Dapat dimaknai bahwa keresahan dalam puisi “Mahasiswa?” lebih kepada apa yang diamati oleh si penulis puisi. Ia gundah dengan apa yang dilakoni dan dihasilkan oleh mahasiswa sekarang. Menurut Haekal, kerja mahasiswa sekarang lebih kepada tawuran yang tak ada arti, yang tak ada hasil. Ia mengejeknya dengan “ilmu mahasiswa sebatas belajar melempar batu, saling teriak di jembatan, saling adu mulut sesama mahasiswa.” Sedangkah mahasiswa pada tahun ’98, menurut Haekal, tidak sekedar berteriak di tengah jembatan, tetapi juga dapat melengserkan jabatan dengan peluh dan darah yang siap dikorbankan. Dan lihatlah pendahulumu di ’98…/Mereka berdarah….berkorban…/Tumbangkan rezim tegakkan reformasi…/

Bahwa puisi tersebut sebagai petuah kepada para mahasiswa yang sekarang suka tawuran sesama tanpa membuahkan hasil apa-apa dipertegas Haekal melalui catatan kaki: refleksi tawuran antar-mahasiswa yang sering terjadi belakangan ini. Satu hal mungkin dapat dipertanyakan dalam puisi-puisi Haekal adalah mengapa setiap barisnya harus diakhiri dengan tanda elips (titik-titik)?

Membongkar Hati Hikmah

Berbeda dengan Haekal, dua puisi Nurhikmah (selanjutnya disapa Hikmah) yang terpilih dalam “Parade Puisi” di Harian Aceh ini lebih kepada perasaan, naluri, dan hati yang bergejolak atas nama cinta. Boleh dikatakan puisi yang pertama adalah keresahan dan penyesalan karena telah membuat seseorang mencintai (dalam hal ini sebut saja mencintai si penulis puisi). Penyesalan itu jelas terlihat dalam diksi pertama dipakai kata “maaf”. Dan penyesalan tersebut semakin nyata pada bait kedua saat mahasiswa Almuslim Peusangan ini berujar: //Taman yang kutahu dan kudengar keindahannya/Taman yang diagungkan orang keperawanannya/Namun kini…/Seakan ku tak percaya/Sebab aku ia ternoda?//.

Jika pada puisi tersebut mengungkapkan penyesalan telah ‘memasuki’ hati seseorang, puisi kedua, “Lelah”, menunjukkan keresahan hati si penulis puisi sendiri yang telah ‘dimasuki’ seseorang. Puisi “Lelah” seakan menjadi soal atau jawaban dari puisi pertama yang berjudul “Sebuah Pinta”. Hal ini terlihat sejak bait pertama: //Pada siapa harus kumengadu/Tentang hilangnya mutiara di dasar hatiku/Tersisa hanya noda kelam dan menyesatkan/Menambah gelapnya sisi hidupku/Aku lelah/Ingin rasanya aku menghilang/Jauh dari smua makhluk Tuhan/…

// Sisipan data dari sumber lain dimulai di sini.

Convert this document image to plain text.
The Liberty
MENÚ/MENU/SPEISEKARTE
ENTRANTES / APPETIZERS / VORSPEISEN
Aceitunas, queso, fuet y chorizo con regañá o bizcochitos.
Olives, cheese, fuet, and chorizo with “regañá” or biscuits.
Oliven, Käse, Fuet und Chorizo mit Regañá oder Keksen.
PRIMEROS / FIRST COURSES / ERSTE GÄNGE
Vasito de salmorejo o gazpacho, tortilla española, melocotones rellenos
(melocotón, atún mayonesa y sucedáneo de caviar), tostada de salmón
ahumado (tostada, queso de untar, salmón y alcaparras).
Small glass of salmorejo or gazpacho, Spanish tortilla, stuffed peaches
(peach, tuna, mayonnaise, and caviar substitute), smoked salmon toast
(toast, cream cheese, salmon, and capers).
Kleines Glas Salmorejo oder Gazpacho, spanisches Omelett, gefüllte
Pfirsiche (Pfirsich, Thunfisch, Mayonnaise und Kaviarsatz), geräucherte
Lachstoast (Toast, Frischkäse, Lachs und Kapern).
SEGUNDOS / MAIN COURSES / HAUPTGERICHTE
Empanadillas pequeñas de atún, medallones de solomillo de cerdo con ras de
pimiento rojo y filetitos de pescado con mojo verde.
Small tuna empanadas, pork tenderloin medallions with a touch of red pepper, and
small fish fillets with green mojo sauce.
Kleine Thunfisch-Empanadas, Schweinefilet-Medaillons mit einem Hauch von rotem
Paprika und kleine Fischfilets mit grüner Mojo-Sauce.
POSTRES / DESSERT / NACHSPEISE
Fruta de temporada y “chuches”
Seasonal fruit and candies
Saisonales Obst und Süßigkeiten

Ada pula kebimbangan dalam pusi ini: Kehampaaan menjadi teman/Ketakutan jadi hiasan/Aku berada disimpang jalan/Tak tahu kemana harus menyebrang/… Kebimbangan tersebut ternyata untuk mencari mutiara yang hilang//.

Jelaslah, kata kunci “mutiara” dapat menjadi perlambang cinta. Hal ini berdasarkan keseringan yang kita dengar bahwa ‘mencuri’ mutiara dari hati seseorang berarti sama dengan ‘mencuri’ cinta dan kasih sayangnya. Siapakah orangnya? Hanya Nurhikmah yang tahu, karena puisi sangat ambigu untuk menebak sebuah kepastian murni.

Penyesalan Deddy

Deddy Firtana Iman, mahasiswa FKIP Unsyiah, yang puisinya juga terpilih dalam episode “Parade Puisi” di Harian Aceh kali ini juga berkisah tentang keresahan. Namun, keresahan Deddy berbeda dengan resah Haekal tentang amatan masa sekarang dan resah Hikmah tentang ‘mutiaranya’ yang dicuri. Keresahan Deddy lebih kepada sebentuk penyesalan masa silam.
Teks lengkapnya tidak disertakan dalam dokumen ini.